Più in generale, ha ribadito più volte il cardinale anche in riferimento ad iniziative di altri episcopati, "ci interessa la giusta chiarezza. Certi dati possono essere davvero discutibili. Ci prendiamo le nostre responsabilità e non vogliamo assolutamente scantonare". Al rappresentante della Rete L'Abuso, Francesco Zanardi, intervenuto un po' polemicamente notando che far partire le ricerche dal 2000 è discriminatorio nei confronti delle vittime abusate precedentemente, il presidente della Cei ha risposto pacatamente: "Incontriamoci e se avete casi da segnalare fatelo". Quanto all'arco temporale che verrà preso in considerazione, Zuppi ha spiegato: "Sono i casi che ci riguardano da vicino e ci coinvolgono. Partire dal 1945 non avrebbe senso perché non si può giudicare con i criteri di oggi fatti di 80 anni fa". Tra l'altro, è stato fatto notare, il 2000 è proprio il momento in cui la Chiesa si è data a livello universale regole molto severe per combattere questa piaga. "Per noi, ha detto il cardinale, certi comportamenti non vanno in prescrizione morale".

Per quanto riguarda i vescovi eventualmente colpevoli di aver insabbiato dei casi, il porporato ha ripetuto che ci sono regole precise e che vengono osservate. E ha poi sottolineato che nell'opera di contrasto agli abusi la Chiesa italiana prevede anche "l'accompagnamento degli abusatori. Siamo una madre, un figlio è sempre un figlio".

Alla domanda sulla guerra in Ucraina, il cardinale ha risposto: "Spero crei consenso il piano di pace dell'Italia, che diventi europeo". Non bisogna ragionare "solo con la logica delle armi ma trovare una composizione diplomatica e questo richiede la collaborazione di tutti". È "auspicabile tutto ciò che va verso il dialogo", "il più grande diritto è quello alla pace". "Non possiamo abituarci alla guerra perché sarebbe una tragedia. È uno scandalo per i cristiani. E nel caso dell'Ucraina è uno scandalo in più perché la guerra è tra Paesi cristiani". E sempre a proposito di armamenti, il porporato ha aggiunto: "Faremo tutto quello che serve per continuare a insistere sulla ratifica dell'Italia al trattato Onu per la messa al bando delle armi nucleari. Nessuno si può abituare all'idea che si riparli di guerra nucleare". Allo stesso modo non bisogna dimenticarsi delle altre guerre. "L'Afghanistan, ad esempio, è come se non esistesse più".
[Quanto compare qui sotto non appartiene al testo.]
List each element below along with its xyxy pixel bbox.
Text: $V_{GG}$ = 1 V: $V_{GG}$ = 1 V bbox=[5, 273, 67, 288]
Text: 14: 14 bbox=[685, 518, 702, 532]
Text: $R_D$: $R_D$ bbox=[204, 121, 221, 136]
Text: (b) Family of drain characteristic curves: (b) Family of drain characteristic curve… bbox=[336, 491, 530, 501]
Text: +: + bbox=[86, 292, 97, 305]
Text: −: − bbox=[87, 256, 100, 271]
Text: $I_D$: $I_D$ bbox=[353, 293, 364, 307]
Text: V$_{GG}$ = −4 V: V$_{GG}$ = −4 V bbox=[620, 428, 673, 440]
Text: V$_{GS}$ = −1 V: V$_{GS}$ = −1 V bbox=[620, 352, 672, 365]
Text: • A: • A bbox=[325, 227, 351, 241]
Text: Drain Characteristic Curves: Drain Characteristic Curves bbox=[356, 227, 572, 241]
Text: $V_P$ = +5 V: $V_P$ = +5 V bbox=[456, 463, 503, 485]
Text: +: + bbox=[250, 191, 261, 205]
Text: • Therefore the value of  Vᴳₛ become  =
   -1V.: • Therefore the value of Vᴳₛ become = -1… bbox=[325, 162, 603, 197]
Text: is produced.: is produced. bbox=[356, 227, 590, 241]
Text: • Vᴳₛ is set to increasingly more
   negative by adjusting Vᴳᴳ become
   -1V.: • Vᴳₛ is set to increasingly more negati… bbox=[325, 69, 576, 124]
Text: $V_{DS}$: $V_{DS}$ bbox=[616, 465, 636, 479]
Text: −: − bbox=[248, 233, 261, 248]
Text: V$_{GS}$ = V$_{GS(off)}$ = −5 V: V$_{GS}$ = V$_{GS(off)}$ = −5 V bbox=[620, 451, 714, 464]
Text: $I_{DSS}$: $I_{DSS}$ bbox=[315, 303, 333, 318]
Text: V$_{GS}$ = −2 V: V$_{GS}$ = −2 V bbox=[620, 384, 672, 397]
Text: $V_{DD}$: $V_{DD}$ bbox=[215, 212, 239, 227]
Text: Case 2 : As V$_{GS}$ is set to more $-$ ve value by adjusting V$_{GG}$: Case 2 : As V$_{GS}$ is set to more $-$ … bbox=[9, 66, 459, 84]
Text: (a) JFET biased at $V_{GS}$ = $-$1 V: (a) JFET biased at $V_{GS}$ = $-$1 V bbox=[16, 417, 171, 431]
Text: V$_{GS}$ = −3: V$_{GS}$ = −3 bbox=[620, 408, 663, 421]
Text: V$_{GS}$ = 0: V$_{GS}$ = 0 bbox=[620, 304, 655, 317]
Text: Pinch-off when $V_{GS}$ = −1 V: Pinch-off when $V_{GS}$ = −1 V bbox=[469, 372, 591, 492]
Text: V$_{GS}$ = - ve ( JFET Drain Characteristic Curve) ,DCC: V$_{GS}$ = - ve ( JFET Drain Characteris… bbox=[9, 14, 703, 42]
Una domanda ha riguardato anche le questioni legate al fine vita. Si era già al termine della conferenza stampa e Zuppi ha notato: "Problema troppo complesso per affrontarlo in pochi minuti. La dottrina della Chiesa è nota. Siamo vicini a chi soffre".

Infine il cammino sinodale: "È una scelta importante della Chiesa e non è solo un cammino interno. Sono incontri con i tanti compagni di viaggio, la Chiesa ascolta si sente compagna di viaggio", con l'"ascolto" la Chiesa vuole essere "madre che vuole ripartire dal camminare insieme", per "trovare risposte a tanta sofferenza e tante domande di senso e di futuro". E tra i temi che stanno venendo fuori dall'ascolto, Zuppi ha ricordato l'abbandono degli anziani, il disagio abitativo, le fragilità giovanili, i morti sul lavoro e la violenza sulle donne, senza dimenticare le migrazioni e la tragedia delle morti in mare. "Su tutto questo - ha concluso - non dobbiamo spegnare i riflettori".